Cheap machines are cheap. Good coffee makers will cost money. Consider one that grinds the coffee fresh. Cuisinart is OK but the Capreso Coffee Team Lux has a conical burr grinder which grinds the coffee to a consistant size for a better brew.
 

topher

Super Moderator
Staff member
Aug 14, 2003
3,724
11
Boca Raton
aabreetech...I have always tried to get people to shy away from the combo machines...if your grinder breaks or the brewer you are screwed! And by the way the whole thing about a cheap coffee maker is cheap...ummmm and a good coffee maker cost money...like we talked about before...coffee presses are cheap and they rock!!
 

aabreetech

New member
Nov 2, 2003
33
0
Southern Oregon
French press debate

Do you grind your own or do you buy it ground? If you grind your own then you have a grinder. A French press requires a very good grinder to make the grounds uniform in size so you don't get the sediment in your coffee. If you have your coffee ground, remember. Coffee starts to oxidize after 4 hr's of being ground. Oils evaporate. Smell fresh ground coffee and then smell it 2 days later. Big difference. French presses are good products, but they don't compare to a good coffee maker! Look at the sediment in your French press. I don't have any in mine. How long have you had your French press? Is it still in good shape?
My coffee team is going on 4 years old this Christmas. Same one! How many French presses have you bought in 4 years? I like the first cup in a French press, but that’s the only one I like. The rest taste bitter and colder.
In my opinion.
 

topher

Super Moderator
Staff member
Aug 14, 2003
3,724
11
Boca Raton
I have had my press since 1989 and it is in perfect condition and yes I do have a grinder....I have a antique hand crank from the 40's, I also have an ambex comercial grinder, A mazzer mini and can't remember what else I have collected over the years. Also after you make coffee in a french press I suggest you transfer the coffee into a carafe, "remember" if you do not the coffee will continue to steep. Do not get me wrong...I like capresso products...I used to sell them...and the coffee team is a neat machine(my old boss used it for an alarm clock) what do you think of the Bodum vacuum machines?

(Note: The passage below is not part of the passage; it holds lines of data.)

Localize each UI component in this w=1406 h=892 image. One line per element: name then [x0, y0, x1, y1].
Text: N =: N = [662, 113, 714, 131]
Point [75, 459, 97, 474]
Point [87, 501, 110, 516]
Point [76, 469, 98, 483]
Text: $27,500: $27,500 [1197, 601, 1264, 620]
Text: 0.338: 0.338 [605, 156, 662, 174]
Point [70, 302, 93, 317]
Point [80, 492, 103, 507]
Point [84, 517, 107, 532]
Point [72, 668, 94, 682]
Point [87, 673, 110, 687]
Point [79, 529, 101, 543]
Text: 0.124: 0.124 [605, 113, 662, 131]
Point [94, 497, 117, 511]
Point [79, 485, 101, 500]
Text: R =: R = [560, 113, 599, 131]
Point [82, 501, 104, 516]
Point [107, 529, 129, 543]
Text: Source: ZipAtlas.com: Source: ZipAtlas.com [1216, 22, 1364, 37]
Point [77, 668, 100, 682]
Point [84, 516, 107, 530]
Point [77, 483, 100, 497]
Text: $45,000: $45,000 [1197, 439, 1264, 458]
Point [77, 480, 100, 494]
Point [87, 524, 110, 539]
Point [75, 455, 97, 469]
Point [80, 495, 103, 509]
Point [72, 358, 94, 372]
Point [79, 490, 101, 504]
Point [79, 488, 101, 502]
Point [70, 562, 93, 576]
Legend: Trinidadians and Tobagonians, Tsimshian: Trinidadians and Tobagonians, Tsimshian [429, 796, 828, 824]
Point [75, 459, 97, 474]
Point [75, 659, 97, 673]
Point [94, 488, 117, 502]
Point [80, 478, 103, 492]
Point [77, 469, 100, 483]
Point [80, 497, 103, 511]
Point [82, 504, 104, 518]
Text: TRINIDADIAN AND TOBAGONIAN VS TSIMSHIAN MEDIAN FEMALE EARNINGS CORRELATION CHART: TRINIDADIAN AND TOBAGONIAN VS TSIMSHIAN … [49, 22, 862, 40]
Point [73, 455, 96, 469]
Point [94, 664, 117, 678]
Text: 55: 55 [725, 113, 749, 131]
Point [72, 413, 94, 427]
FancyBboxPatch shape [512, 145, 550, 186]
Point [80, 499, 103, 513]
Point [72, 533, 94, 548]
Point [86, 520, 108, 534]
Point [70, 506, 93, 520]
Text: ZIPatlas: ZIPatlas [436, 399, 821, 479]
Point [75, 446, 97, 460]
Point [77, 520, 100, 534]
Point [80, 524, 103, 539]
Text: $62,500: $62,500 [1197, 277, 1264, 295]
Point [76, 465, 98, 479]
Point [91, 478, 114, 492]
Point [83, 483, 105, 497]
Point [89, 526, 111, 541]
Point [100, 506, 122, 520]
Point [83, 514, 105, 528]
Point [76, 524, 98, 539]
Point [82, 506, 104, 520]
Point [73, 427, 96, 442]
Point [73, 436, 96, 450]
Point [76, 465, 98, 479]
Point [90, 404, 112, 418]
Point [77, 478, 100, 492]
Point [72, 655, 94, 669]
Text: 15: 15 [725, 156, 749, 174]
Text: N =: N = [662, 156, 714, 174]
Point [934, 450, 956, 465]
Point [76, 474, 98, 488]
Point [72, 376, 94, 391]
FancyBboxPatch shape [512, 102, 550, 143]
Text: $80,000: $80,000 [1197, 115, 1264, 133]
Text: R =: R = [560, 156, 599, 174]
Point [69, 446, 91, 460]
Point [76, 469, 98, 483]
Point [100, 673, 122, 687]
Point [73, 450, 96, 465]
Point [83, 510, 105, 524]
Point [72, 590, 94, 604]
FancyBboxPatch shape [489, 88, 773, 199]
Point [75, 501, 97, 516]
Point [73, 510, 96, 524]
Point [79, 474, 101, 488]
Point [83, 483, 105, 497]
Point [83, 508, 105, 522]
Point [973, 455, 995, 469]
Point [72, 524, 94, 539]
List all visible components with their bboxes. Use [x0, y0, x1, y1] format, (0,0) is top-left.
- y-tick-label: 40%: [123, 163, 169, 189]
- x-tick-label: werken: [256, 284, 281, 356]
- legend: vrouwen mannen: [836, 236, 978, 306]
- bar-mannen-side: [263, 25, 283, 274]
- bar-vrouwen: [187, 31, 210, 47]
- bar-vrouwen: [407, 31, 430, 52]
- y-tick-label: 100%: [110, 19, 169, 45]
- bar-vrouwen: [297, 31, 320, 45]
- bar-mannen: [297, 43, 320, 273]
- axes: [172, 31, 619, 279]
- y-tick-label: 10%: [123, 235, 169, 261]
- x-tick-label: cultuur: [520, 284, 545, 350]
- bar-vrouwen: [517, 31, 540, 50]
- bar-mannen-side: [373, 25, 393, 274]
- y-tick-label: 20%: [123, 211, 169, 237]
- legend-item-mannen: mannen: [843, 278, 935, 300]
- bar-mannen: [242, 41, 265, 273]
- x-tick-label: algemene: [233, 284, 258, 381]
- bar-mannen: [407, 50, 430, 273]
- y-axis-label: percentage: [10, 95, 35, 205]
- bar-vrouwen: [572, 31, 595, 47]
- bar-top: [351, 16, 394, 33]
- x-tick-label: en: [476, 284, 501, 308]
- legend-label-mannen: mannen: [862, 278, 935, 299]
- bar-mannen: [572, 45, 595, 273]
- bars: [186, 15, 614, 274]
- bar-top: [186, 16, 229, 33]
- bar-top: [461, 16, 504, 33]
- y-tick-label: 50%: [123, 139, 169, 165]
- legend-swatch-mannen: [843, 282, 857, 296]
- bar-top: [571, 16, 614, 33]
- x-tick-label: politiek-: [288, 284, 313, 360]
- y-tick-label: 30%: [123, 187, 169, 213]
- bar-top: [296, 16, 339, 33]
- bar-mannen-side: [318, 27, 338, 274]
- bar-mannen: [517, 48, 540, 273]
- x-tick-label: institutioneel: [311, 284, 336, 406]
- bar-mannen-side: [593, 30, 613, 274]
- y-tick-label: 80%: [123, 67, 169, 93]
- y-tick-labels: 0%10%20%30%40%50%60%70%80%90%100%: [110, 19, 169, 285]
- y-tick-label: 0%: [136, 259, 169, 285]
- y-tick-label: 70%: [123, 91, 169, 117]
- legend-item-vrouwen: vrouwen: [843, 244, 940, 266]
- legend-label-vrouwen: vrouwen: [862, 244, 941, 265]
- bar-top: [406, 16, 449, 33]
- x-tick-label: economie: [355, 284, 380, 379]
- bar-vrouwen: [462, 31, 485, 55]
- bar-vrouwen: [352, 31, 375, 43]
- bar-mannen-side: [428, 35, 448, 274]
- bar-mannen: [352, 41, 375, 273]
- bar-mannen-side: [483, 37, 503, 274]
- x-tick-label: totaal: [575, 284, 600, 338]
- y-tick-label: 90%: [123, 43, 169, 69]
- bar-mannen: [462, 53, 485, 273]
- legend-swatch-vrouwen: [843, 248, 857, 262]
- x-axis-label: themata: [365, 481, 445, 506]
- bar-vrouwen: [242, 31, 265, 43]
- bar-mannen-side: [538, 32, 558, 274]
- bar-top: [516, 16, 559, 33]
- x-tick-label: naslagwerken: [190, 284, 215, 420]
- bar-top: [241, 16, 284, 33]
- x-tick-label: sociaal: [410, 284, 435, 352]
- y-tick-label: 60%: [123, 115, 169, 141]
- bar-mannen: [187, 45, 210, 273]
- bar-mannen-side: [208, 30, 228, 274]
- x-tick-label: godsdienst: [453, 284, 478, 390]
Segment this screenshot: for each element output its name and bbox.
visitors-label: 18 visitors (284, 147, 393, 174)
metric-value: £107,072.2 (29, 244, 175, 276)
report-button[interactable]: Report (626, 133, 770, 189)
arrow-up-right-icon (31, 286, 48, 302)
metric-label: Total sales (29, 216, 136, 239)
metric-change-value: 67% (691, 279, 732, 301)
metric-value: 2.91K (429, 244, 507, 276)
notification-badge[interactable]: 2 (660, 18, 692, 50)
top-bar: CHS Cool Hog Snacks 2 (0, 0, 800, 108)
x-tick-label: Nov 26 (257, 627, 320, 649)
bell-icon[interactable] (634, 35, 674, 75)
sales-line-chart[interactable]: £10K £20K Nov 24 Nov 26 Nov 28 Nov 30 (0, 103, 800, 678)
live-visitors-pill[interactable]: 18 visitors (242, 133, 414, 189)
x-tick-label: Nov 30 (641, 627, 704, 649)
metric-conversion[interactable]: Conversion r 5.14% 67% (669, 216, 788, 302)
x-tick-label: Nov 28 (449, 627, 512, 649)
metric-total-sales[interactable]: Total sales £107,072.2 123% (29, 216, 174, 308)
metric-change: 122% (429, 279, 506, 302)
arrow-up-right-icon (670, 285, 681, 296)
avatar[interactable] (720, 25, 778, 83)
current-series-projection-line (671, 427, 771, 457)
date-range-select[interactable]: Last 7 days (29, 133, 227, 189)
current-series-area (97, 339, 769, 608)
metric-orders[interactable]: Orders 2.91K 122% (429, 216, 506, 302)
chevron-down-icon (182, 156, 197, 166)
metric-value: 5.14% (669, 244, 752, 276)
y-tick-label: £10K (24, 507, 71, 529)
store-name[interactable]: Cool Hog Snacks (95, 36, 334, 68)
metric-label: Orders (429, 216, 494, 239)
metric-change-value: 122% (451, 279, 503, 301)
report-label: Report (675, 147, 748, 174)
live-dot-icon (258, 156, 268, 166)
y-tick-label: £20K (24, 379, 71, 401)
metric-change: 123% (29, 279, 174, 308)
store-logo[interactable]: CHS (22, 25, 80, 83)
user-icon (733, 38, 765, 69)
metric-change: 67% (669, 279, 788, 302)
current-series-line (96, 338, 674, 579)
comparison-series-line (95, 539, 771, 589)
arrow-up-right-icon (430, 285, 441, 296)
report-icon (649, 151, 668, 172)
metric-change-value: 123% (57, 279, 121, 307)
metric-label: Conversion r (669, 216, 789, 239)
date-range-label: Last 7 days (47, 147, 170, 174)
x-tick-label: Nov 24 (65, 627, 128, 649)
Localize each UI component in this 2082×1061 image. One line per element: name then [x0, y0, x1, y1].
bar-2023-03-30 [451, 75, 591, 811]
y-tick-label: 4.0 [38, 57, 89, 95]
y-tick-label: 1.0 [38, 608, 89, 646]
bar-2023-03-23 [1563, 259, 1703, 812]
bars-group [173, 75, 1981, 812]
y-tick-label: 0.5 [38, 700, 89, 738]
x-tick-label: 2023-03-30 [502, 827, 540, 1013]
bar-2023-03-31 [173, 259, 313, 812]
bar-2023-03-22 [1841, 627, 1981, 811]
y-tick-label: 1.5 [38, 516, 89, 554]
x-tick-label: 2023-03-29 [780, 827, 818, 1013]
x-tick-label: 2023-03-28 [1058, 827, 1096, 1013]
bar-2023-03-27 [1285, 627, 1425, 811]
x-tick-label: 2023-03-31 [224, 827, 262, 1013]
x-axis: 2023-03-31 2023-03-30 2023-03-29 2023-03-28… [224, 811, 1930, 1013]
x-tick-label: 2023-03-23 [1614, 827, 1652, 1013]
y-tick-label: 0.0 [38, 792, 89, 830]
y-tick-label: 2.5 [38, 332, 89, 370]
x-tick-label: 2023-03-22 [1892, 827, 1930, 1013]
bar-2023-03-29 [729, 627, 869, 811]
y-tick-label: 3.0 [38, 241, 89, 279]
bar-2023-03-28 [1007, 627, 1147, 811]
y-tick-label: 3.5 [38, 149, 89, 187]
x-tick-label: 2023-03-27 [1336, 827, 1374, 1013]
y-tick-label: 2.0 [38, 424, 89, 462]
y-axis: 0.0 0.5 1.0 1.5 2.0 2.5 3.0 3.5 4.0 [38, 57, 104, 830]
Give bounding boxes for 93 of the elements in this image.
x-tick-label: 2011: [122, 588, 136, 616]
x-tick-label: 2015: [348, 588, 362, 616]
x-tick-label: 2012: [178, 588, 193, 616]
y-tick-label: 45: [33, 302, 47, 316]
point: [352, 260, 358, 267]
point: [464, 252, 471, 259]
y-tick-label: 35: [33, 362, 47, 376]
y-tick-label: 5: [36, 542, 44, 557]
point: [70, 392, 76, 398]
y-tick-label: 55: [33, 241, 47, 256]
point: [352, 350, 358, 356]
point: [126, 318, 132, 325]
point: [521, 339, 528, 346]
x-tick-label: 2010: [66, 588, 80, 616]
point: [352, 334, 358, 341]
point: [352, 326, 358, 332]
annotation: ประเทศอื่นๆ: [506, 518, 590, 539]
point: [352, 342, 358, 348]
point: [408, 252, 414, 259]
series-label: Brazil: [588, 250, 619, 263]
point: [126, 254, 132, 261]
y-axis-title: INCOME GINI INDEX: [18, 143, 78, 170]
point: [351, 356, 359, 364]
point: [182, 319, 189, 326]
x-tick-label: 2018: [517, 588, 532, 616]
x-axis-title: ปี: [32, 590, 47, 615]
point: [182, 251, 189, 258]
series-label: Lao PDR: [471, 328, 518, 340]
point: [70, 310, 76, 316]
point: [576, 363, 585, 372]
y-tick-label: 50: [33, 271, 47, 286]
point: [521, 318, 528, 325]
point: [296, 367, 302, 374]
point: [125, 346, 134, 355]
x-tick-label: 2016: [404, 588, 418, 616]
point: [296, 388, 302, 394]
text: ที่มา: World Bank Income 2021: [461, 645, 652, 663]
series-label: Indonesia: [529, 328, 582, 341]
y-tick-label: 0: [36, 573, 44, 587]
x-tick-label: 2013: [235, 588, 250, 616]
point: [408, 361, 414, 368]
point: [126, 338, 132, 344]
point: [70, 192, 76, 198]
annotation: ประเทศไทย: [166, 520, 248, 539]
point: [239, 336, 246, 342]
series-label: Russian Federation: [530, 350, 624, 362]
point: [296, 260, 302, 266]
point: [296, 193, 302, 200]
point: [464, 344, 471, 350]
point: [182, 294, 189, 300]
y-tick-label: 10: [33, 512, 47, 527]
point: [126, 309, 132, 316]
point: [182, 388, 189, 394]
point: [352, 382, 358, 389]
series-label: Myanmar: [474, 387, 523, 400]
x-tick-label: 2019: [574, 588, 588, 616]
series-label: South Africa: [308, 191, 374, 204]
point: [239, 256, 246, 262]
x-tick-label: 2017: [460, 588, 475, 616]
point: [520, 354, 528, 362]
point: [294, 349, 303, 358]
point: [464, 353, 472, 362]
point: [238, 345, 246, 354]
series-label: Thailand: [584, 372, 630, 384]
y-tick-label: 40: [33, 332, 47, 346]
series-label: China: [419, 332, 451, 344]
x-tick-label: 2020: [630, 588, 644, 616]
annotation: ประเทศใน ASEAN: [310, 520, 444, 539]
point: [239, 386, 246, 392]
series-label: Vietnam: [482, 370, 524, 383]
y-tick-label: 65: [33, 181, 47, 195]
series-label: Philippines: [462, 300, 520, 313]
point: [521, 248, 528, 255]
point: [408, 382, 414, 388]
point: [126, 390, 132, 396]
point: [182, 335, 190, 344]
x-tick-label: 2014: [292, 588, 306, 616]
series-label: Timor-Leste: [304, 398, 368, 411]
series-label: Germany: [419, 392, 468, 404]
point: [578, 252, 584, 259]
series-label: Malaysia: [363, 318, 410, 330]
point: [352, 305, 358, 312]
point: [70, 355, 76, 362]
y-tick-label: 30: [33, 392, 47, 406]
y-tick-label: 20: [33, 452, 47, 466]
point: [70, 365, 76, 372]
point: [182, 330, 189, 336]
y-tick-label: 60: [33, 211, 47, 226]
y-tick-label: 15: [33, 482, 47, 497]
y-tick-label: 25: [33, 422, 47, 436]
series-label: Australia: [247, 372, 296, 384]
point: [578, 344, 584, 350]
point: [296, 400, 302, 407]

I have an old glass one but the new ones are pretty kewl. oh well enough rambling off to get a cup of joe from my soft heat bunn brewer. 8)
 

MikeTheBike

New member
Jan 30, 2004
20
0
Blighty
Just found your site....looks good!

I have three machines, A pavoni lever machine (excellent and all the parts are serviceable yourself about $12 for a full set of seals!), and two stove top pots. A single cupper for taking on holiday, and a larger one for home....these were only a few Euros each in Spain!
For thick espresso, the stove tops are excellent and are a no-brainer to use...great noise as well!
For normal days when I don't need my head blown off, the Pavoni is great...form and function rolled into one.
A seperate grinder (Gaggia MDF) is a must I think, its a bit slow, but gives a real consistent grind and has lasted ages!